Si l’imprimante 3D grand public telle que nous la connaissons aujourd’hui bénéficie d’une diversité de matériaux qui s’est considérablement étoffée depuis quelques années, les filaments à haute résistance restaient jusqu’alors l’apanage des machines professionnelles. Selon l’armée américaine cela pourrait bientôt changer grâce à un nouveau type de filament développé en partenariat avec l’université du Delaware. Dans un article publié dans la revue scientifique Advanced Engeneering Materials, les protagonistes expliquent comment ils ont mis au point un matériau permettant d’imprimer sur le terrain avec une imprimante bon marché des pièces suffisamment solides pour un usage militaire.
Si les quelques machines déployées par les armées en Opex leur sont d’un grand secours pour fabriquer en urgence des pièces dans des lieux isolés, il s’agit le plus souvent de systèmes industriels particulièrement coûteux et imposants. La possibilité de transformer des imprimantes 3D bon marché en un outil de fabrication de qualité militaire, pourrait apporter encore plus de réactivité et de souplesse sur les théâtres d’opération.
« produire des pièces aux propriétés mécaniques concurrentielles par rapport aux plastiques moulés par injection »
C’est pour répondre à cette problématique que des chercheurs de l’équipe Emerging Composites de l’armée américaine dirigée par le Dr Eric D. Wetzel, et l’université du Delaware ont eu cette idée de développer un filament à double matériau (DM), comprenant de l’acrylonitrile butadiène styrène (ABS) avec un noyau en polycarbonate (PC) en forme d’étoile.
Fabriqué selon un procédé d’étirage thermique, ce filament composite est utilisé comme matière première dans une imprimante FFF classique pour créer des pièces solides en 3D avec une mésostructure composite ABS/PC. Les pièces sont ensuite consolidées par une cuisson de 24 à 48 heures dans un four. Le résultat obtenu serait 15 fois plus résistant aux fractures que des pièces moulées en ABS. Cette solidité résiderait dans le coeur en polycarbonate du filament ainsi qu’à leur cuisson, dont les chercheurs américains disent vouloir réduire la durée à quatre heures.
« En soumettant ces pièces à des températures de recuit intermédiaires entre les températures de transition vitreuse de l’ABS et du PC, on obtient un corps solide dont la ductilité est comparable à celle de l’ABS moulé par injection… » commente le Dr Eric D. Wetzel. « Le squelette en PC des spécimens fabriqués à l’aide du filament DM résiste au fluage et à la relaxation du polymère afin de maintenir une géométrie précise de la pièce pendant le recuit. Ce nouveau filament de DM peut révolutionner la fabrication d’additive permettant aux imprimeurs à faible coût de produire des pièces aux propriétés mécaniques concurrentielles par rapport aux plastiques moulés par injection. »

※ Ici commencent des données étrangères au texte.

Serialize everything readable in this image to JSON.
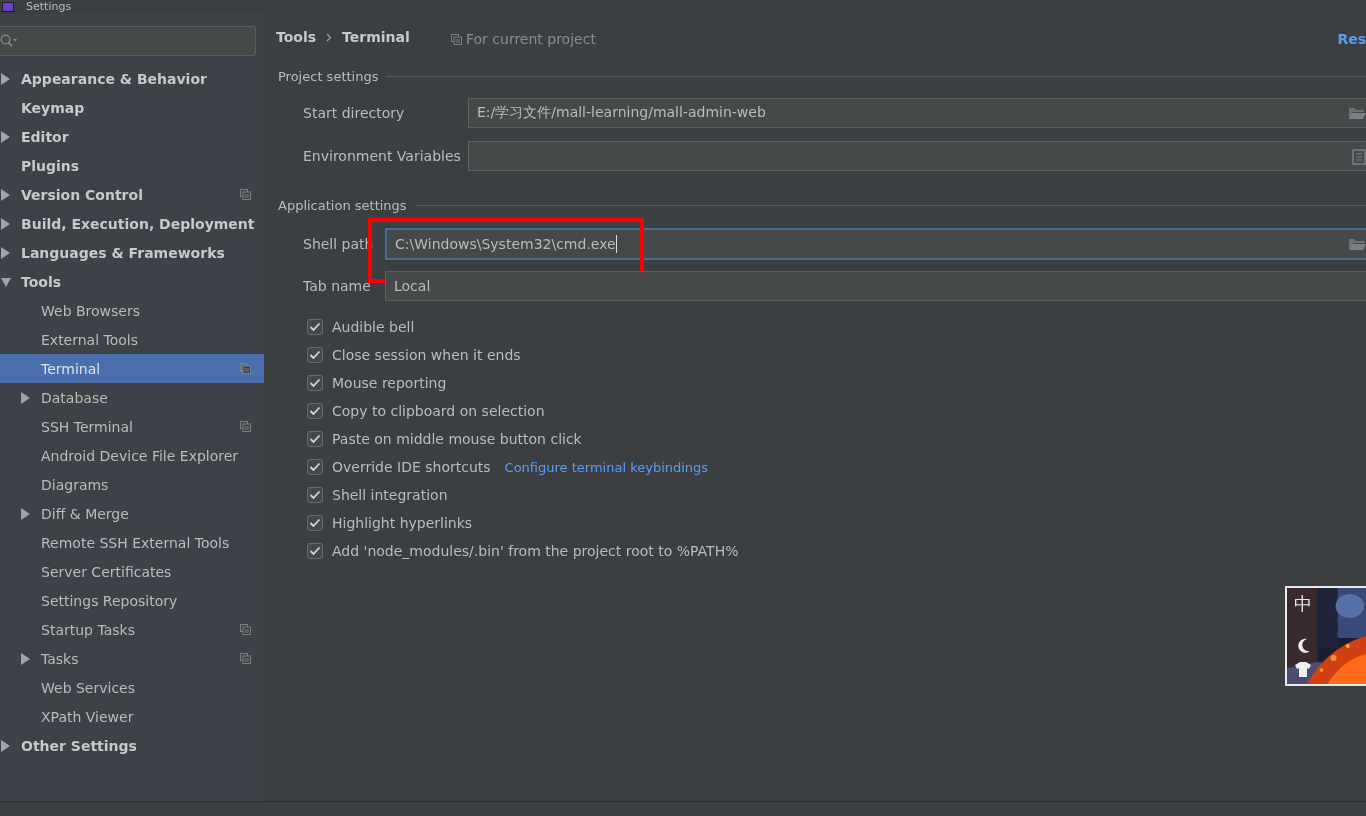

Les chercheurs ont installé une ligne de fabrication pilote qui permettra de produire de plus grandes quantités de filament au cours des prochains mois afin de fournir des échantillons de matériaux à divers partenaires de l’armée. L’armée américaine serait également à la recherche de partenaires industriels pour commercialiser sa technologie pour une utilisation au-delà des applications militaires.